Pope Francis said Monday he was frightened that Venezuela’s political crisis could evolve into a “bloodbath.”

“What I am afraid of is a bloodbath,” the pope told reporters during a 50-minute press conference aboard the papal plane returning from Panama, adding that “the problem of violence terrifies me.”

“In this moment I support the all the people of Venezuela because they are suffering, those of one side and the other,” he said.

While other world leaders and even the Venezuelan bishops have declared dictator Nicolás Maduro’s presidency null and void, so far Pope Francis has tried not to alienate Maduro and even sent a Vatican representative to attend his inauguration while other nations boycotted the event in protest.

In early January, the Venezuelan bishops issued a forceful statement, denouncing Maduro’s new term in office as “illegitimate” and warning that it initiates an era of arbitrary rule in the beleaguered nation.

“We are faced with arbitrary rule, without respect for the guarantees laid down in the Constitution or the highest principles of the dignity of the people,” the bishops said.

As a result, “the claim to be initiating a new presidential term of office on 10 January 2019 is illegitimate in its origin and opens the door to the non-recognition of the government, since it lacks democratic support in justice and law,” they said.

The bishops declared that in the present crisis, “the National Assembly, elected by the free and democratic vote of the Venezuelan people, is currently the sole organ of public authority with the legitimacy to exercise its powers with sovereignty.”

After the Christmas festivities, a large group of Latin American leaders wrote to Pope Francis to express their consternation with the pope’s soft-pedaling of the abuses of the Maduro regime.

In his 2018 Christmas address, the pope touched on the situation of Venezuela as well as that of Nicaragua, but the blandness of his remarks seemed to irritate rather than console.

“May this blessed season allow Venezuela once more to recover social harmony and enable all the members of society to work fraternally for the country’s development and to aid the most vulnerable sectors of the population,” the pontiff said.

Shortly afterward, twenty former Latin America heads of state and government, including Nobel Peace Prize-winner and former president of Costa Rica Oscar Arias, wrote a letter to the pope complaining of the wording of his address, saying that it minimized the oppression of Venezuelans and Nicaraguans at the hands of their governments.

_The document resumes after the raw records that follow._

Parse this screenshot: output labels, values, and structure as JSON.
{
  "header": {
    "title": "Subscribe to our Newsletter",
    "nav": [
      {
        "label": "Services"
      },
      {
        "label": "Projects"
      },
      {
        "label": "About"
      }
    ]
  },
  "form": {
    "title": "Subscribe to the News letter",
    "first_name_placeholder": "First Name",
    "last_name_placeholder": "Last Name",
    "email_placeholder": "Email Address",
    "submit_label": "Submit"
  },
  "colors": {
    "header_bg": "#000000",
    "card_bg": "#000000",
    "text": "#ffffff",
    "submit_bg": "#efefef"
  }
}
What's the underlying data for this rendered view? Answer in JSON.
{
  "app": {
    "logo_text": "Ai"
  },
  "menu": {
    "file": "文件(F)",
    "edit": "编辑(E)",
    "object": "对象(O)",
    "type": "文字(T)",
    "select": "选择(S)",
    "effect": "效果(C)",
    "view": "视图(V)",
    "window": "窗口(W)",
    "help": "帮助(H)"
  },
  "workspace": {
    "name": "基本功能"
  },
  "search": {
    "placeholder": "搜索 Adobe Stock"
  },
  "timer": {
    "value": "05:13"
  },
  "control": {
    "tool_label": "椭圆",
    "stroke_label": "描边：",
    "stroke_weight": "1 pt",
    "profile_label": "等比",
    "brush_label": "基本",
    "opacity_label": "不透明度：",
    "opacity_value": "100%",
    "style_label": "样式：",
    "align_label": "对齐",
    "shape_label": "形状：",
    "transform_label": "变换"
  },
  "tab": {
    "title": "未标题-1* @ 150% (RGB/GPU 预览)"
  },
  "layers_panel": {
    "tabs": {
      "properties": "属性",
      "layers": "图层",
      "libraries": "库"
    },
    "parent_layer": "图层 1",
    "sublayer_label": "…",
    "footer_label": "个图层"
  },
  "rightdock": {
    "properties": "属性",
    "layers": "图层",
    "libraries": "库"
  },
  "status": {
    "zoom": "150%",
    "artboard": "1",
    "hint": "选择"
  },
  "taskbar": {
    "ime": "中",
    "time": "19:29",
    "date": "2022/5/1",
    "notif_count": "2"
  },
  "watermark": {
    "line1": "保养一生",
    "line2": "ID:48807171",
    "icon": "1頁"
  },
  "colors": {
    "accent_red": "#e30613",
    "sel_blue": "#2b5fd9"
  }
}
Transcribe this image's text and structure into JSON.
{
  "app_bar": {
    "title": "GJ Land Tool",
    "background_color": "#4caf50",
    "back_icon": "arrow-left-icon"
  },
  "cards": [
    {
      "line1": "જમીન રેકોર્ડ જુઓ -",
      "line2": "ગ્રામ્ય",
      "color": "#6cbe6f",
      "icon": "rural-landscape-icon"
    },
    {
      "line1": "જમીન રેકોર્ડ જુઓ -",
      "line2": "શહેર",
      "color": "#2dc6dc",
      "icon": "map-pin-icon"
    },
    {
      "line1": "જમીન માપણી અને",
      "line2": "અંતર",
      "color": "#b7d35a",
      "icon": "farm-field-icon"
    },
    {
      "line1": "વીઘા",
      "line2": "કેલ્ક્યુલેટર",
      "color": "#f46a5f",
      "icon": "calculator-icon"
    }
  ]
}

“We are concerned about the call of your Holiness to social harmony,” the letter stated, “because in the present context it can be understood as asking the countries who are victims to be in concord with their oppressors, in particular, in the case of Venezuela, with a government that has produced 3 million refugees.”

Last Wednesday, Venezuela’s opposition leader Juan Guaido proclaimed himself “acting president” of the beleaguered nation. The United States and a dozen countries in the region have pledged their support to Guaido, while other nations — such as Russia and China — still recognize Maduro.

“If I underscored what this or that country says, I would take a position on something I do not know; it would be a pastoral imprudence on my part and I would do damage,” the pope said during the in-flight presser.

“I have thought and rethought the words I said. And I believe that with them I have expressed my closeness, what I feel. I suffer for what is happening right now in Venezuela and for this I have called for a just and peaceful solution,” he said.